Best Buy grew its comparable store sales, a critical metric for retailers which analyzes sales growth at locations open at least one year, by 0.5%. While not an overly impressive figure, it nevertheless represents growth, which in itself is impressive given the broader weakness seen among many retailers over the past year. Once again the biggest source of strength for the company last fiscal year was its e-commerce business. Comparable online sales rose 13% last year, and e-commerce now comprises 15% of Best Buy’s total U.S. revenue.
Last year was the second in a row that the company grew its domestic revenue and also expanded its operating margin. Domestic revenue growth is being fueled by strong demand for wearable devices, driven by the health and wellness trend, as well as rising sales of home appliances, which can be attributed to the strengthening labor and housing markets in the United States.
Profitability Fuels Dividend Growth
Now that Best Buy has returned to strong profitability and is generating healthy levels of cash flow and returns on capital, the company can afford to return more cash to shareholders going forward. It announced a trio of shareholder rewards all at once—a 22% dividend increase, a $145 million special dividend, and a $1 billion stock buyback authorization.

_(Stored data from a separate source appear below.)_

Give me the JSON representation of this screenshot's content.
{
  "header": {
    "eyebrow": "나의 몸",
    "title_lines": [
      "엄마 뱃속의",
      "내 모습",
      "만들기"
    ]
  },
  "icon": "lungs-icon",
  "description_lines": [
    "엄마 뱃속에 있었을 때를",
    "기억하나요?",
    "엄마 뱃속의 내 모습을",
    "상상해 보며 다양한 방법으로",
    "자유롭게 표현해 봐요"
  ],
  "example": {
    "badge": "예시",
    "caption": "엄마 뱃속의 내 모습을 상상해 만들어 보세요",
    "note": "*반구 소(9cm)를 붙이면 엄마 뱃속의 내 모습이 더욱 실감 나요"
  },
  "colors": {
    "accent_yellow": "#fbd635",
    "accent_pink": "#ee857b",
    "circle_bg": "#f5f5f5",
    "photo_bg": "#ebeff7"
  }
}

The new regular quarterly dividend rate will be $0.28 per share or $1.12 on an annualized basis. The special dividend amounts to an additional $0.45 per share and is the result of legal settlements and asset disposals. Lastly, the stock repurchase plan represents approximately 8% of Best Buy’s current market capitalization and is expected to be completed over the next two years. As a result, these are clearly significant cash returns which strengthen the buy case for Best Buy stock. Both the regular and supplemental cash dividends will be payable on April 7.
Best Buy generated $673 million in free cash flow last year. It has a dividend payout ratio of 74% of annual free cash flow, and including its dividend increase, the new dividend rate represents 43% of its trailing annual earnings per share. These are both satisfactory payout ratios, and indicate Best Buy’s dividend rate and dividend growth are sustainable moving forward.
In the future, it is unlikely that Best Buy can maintain dividend increases in excess of 20% annually, given it is still spending significant resources to turn around its business. But because of its low payout ratio and improving earnings metrics, investors should still expect healthy dividend growth each year. For that reason, we forecast 10% annual dividend growth over the next several years. Under these assumptions, Best Buy’s annual dividend payout will reach $1.64 per share by 2020.
The Bottom Line
Best Buy continues to turn itself around after a few very bad years, but the company is making real progress in its turnaround efforts. It is pursuing a customer-oriented focus of carrying the products in its inventory that are most popular. Right now, that includes wearable devices including smart watches, as well as home appliances. This is helping offset weak smartphone sales, although that also could turn around once the next mobile device cycle commences.
The bottom line is that with a 3.2% dividend, a special dividend, and a $1 billion stock buyback, Best Buy is an attractive stock for income investors.